The school was created and sponsored by a labor-management partnership including the State of Washington, SEIU, and 20 home care agencies. Ms. Raynor echoed many of Ms. Lustig’s points in terms of the need to train a diverse workforce and compensate those individuals well. The Training Partnership is offering a solution to the education need and emphasizes five key areas as part of training:
Mastering core skills to support ADLs and IADLs effectively;
Individualizing those core skills to the unique needs of the consumer;
Care context including applied understanding of mental illness, dementia, chronic disease, developmental disabilities, spinal cord injuries, and traumatic brain injury;
Connecting to the care team.
In conclusion, Ms. Raynor offered two recommendations—the first was to have a federal minimum training standard and the second was a three-part process that would assist in determining what initiatives are and are not working:
Enlist the U.S. Department of Labor to develop a data management system for collecting and reporting on HCBS workforce trends like turnover and vacancy rates;
Enlist U.S. Department of Health and Human Services to develop a data management system for collecting and reporting on quality of care and quality of life measurement for HCBS delivery; and
Allocate more funding to evaluate specific best practice models that exist.
The witnesses agreed that the workforce needs to be strengthened and innovative care delivery models are necessary. The dilemma for the Commission is that while there is no shortage of recommendations to “fix” the long term care system, there is a severe shortage of recommendations to pay for all of the suggested improvements.

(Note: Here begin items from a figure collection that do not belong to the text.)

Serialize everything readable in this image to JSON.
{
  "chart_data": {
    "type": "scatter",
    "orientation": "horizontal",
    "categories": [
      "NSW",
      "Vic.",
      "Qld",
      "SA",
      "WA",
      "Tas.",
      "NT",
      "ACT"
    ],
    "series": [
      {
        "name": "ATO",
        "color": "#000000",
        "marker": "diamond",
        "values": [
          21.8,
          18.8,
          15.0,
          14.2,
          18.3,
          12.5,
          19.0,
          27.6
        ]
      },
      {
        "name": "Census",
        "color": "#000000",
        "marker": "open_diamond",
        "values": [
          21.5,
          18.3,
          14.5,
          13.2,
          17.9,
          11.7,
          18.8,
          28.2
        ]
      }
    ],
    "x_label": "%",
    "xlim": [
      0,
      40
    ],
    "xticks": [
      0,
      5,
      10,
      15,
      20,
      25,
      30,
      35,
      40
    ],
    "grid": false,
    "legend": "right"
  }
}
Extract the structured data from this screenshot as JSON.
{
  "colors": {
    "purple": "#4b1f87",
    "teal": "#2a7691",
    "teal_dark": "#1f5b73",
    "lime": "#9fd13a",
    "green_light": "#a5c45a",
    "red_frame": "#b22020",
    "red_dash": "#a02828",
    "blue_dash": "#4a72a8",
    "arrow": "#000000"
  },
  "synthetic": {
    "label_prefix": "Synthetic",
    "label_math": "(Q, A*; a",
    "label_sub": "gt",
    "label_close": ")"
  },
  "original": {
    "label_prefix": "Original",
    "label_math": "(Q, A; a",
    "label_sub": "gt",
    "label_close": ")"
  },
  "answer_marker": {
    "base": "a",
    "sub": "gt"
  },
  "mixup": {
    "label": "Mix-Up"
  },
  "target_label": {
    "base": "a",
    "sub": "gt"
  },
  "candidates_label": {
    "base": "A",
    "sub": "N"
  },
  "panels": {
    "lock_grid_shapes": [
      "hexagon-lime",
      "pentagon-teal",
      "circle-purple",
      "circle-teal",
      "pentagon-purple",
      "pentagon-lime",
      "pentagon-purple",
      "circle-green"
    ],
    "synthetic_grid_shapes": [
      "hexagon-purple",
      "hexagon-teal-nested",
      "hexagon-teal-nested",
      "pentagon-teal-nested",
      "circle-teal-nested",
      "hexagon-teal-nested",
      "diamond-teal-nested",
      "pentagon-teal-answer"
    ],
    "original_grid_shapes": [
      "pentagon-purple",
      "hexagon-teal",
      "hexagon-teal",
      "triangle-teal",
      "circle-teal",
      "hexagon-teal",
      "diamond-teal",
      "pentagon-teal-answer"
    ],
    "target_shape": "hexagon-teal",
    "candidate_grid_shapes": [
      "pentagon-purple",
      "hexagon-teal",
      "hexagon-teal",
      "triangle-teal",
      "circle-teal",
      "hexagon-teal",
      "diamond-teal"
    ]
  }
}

The question and answer session that followed each panel primarily revolved around a possible return on investment. How to get to that initial investment, regardless of the size of the investment, is the real question. The State of Minnesota determined that investing state dollars in supports before requiring an individual to spend down to Medicaid eligibility paid dividends in other areas. The recipients of the lower level supports maintain their health in a way that keeps them from applying for Medicaid and becoming eligible for a wider range of services, a method that is allowing the state to provide the needed care to a higher-need population while ensuring that lower need individuals are care for appropriately and, importantly, the method is saving money for the state.

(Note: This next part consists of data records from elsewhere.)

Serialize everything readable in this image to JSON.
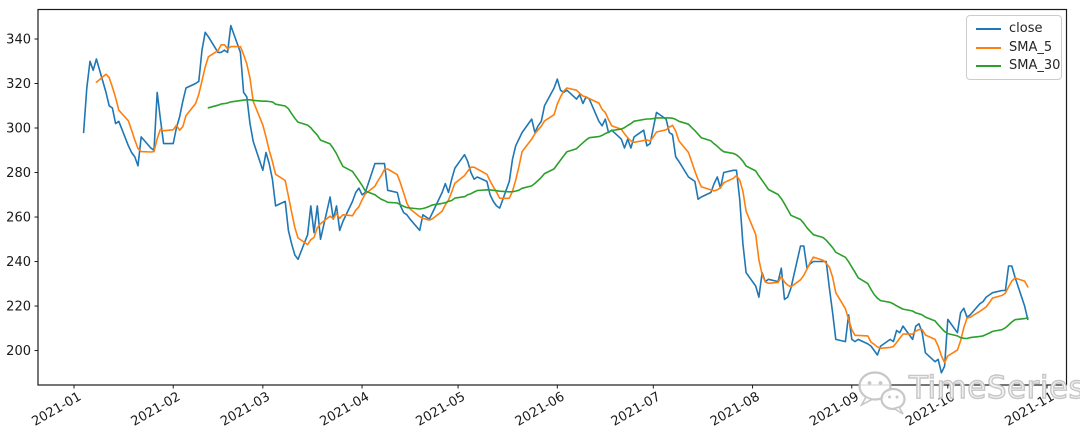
{
  "figure": {
    "watermark": {
      "text": "TimeSeries",
      "icon": "wechat-bubbles-icon",
      "color": "#c7c7c7"
    }
  },
  "chart_data": {
    "type": "line",
    "title": "",
    "xlabel": "",
    "ylabel": "",
    "grid": false,
    "legend": {
      "position": "upper right",
      "entries": [
        "close",
        "SMA_5",
        "SMA_30"
      ]
    },
    "x_axis": {
      "kind": "date",
      "start_date": "2021-01-04",
      "frequency": "business-daily",
      "tick_labels": [
        "2021-01",
        "2021-02",
        "2021-03",
        "2021-04",
        "2021-05",
        "2021-06",
        "2021-07",
        "2021-08",
        "2021-09",
        "2021-10",
        "2021-11"
      ],
      "tick_label_rotation_deg": 30,
      "xlim_dates": [
        "2020-12-21",
        "2021-11-07"
      ]
    },
    "y_axis": {
      "ticks": [
        200,
        220,
        240,
        260,
        280,
        300,
        320,
        340
      ],
      "ylim": [
        184.5,
        353
      ]
    },
    "series": [
      {
        "name": "close",
        "color": "#1f77b4",
        "values": [
          298,
          318,
          330,
          326,
          331,
          316,
          310,
          309,
          302,
          303,
          292,
          289,
          287,
          283,
          296,
          291,
          290,
          316,
          304,
          293,
          293,
          300,
          305,
          312,
          318,
          320,
          321,
          335,
          343,
          341,
          334,
          334,
          335,
          334,
          346,
          334,
          316,
          314,
          302,
          294,
          281,
          289,
          284,
          277,
          265,
          267,
          254,
          248,
          243,
          241,
          252,
          265,
          253,
          265,
          250,
          269,
          259,
          265,
          254,
          258,
          267,
          271,
          273,
          270,
          271,
          284,
          284,
          284,
          284,
          272,
          271,
          265,
          262,
          261,
          259,
          254,
          261,
          260,
          259,
          262,
          271,
          275,
          271,
          277,
          282,
          288,
          285,
          280,
          277,
          278,
          276,
          270,
          267,
          265,
          264,
          276,
          286,
          292,
          295,
          298,
          304,
          298,
          301,
          303,
          310,
          318,
          322,
          317,
          316,
          317,
          313,
          315,
          311,
          314,
          313,
          303,
          301,
          304,
          298,
          299,
          295,
          291,
          295,
          291,
          296,
          299,
          292,
          293,
          300,
          307,
          304,
          298,
          297,
          287,
          285,
          278,
          277,
          276,
          268,
          269,
          271,
          275,
          278,
          273,
          280,
          281,
          281,
          268,
          248,
          235,
          229,
          224,
          235,
          231,
          232,
          231,
          237,
          223,
          224,
          228,
          247,
          247,
          237,
          239,
          240,
          240,
          240,
          228,
          217,
          205,
          204,
          216,
          205,
          204,
          205,
          203,
          202,
          200,
          198,
          202,
          205,
          204,
          209,
          208,
          211,
          205,
          211,
          212,
          208,
          199,
          195,
          196,
          190,
          193,
          214,
          208,
          217,
          219,
          215,
          216,
          221,
          222,
          224,
          225,
          226,
          227,
          227,
          238,
          238,
          233,
          220,
          214
        ]
      },
      {
        "name": "SMA_5",
        "color": "#ff7f0e",
        "derived": "simple-moving-average",
        "window": 5,
        "source": "close"
      },
      {
        "name": "SMA_30",
        "color": "#2ca02c",
        "derived": "simple-moving-average",
        "window": 30,
        "source": "close"
      }
    ]
  }
}
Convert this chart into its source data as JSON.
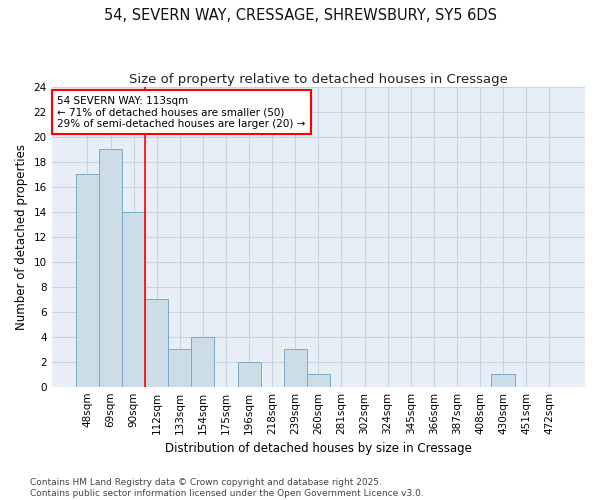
{
  "title1": "54, SEVERN WAY, CRESSAGE, SHREWSBURY, SY5 6DS",
  "title2": "Size of property relative to detached houses in Cressage",
  "xlabel": "Distribution of detached houses by size in Cressage",
  "ylabel": "Number of detached properties",
  "categories": [
    "48sqm",
    "69sqm",
    "90sqm",
    "112sqm",
    "133sqm",
    "154sqm",
    "175sqm",
    "196sqm",
    "218sqm",
    "239sqm",
    "260sqm",
    "281sqm",
    "302sqm",
    "324sqm",
    "345sqm",
    "366sqm",
    "387sqm",
    "408sqm",
    "430sqm",
    "451sqm",
    "472sqm"
  ],
  "values": [
    17,
    19,
    14,
    7,
    3,
    4,
    0,
    2,
    0,
    3,
    1,
    0,
    0,
    0,
    0,
    0,
    0,
    0,
    1,
    0,
    0
  ],
  "bar_color": "#ccdde8",
  "bar_edge_color": "#7aaac8",
  "red_line_index": 3,
  "annotation_text": "54 SEVERN WAY: 113sqm\n← 71% of detached houses are smaller (50)\n29% of semi-detached houses are larger (20) →",
  "annotation_box_color": "white",
  "annotation_box_edge": "red",
  "ylim": [
    0,
    24
  ],
  "yticks": [
    0,
    2,
    4,
    6,
    8,
    10,
    12,
    14,
    16,
    18,
    20,
    22,
    24
  ],
  "footer": "Contains HM Land Registry data © Crown copyright and database right 2025.\nContains public sector information licensed under the Open Government Licence v3.0.",
  "plot_bg_color": "#e8eef5",
  "fig_bg_color": "#ffffff",
  "grid_color": "#c8d4e0",
  "title_fontsize": 10.5,
  "subtitle_fontsize": 9.5,
  "tick_fontsize": 7.5,
  "label_fontsize": 8.5,
  "footer_fontsize": 6.5,
  "annot_fontsize": 7.5
}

The State of Washington made a $15 million per year investment in training in an attempt to grow and strengthen the work force. Workers in the State of Washington are required to go through more training than their counterparts in other states and, as a result, receive higher wages than their untrained (or less trained) counterparts in other states. While these investments have garnered returns and successes, the opportunities for collaboration and investment do not exist in every state. Questions remain as to how states can translate success from other states to their own workforces.
The Commission will now spend the next several weeks focusing on completing the recommendations that will be sent to Congress by September 12, 2013. The Commission is continuing to accept comments and recommendations from any and all interested stakeholders.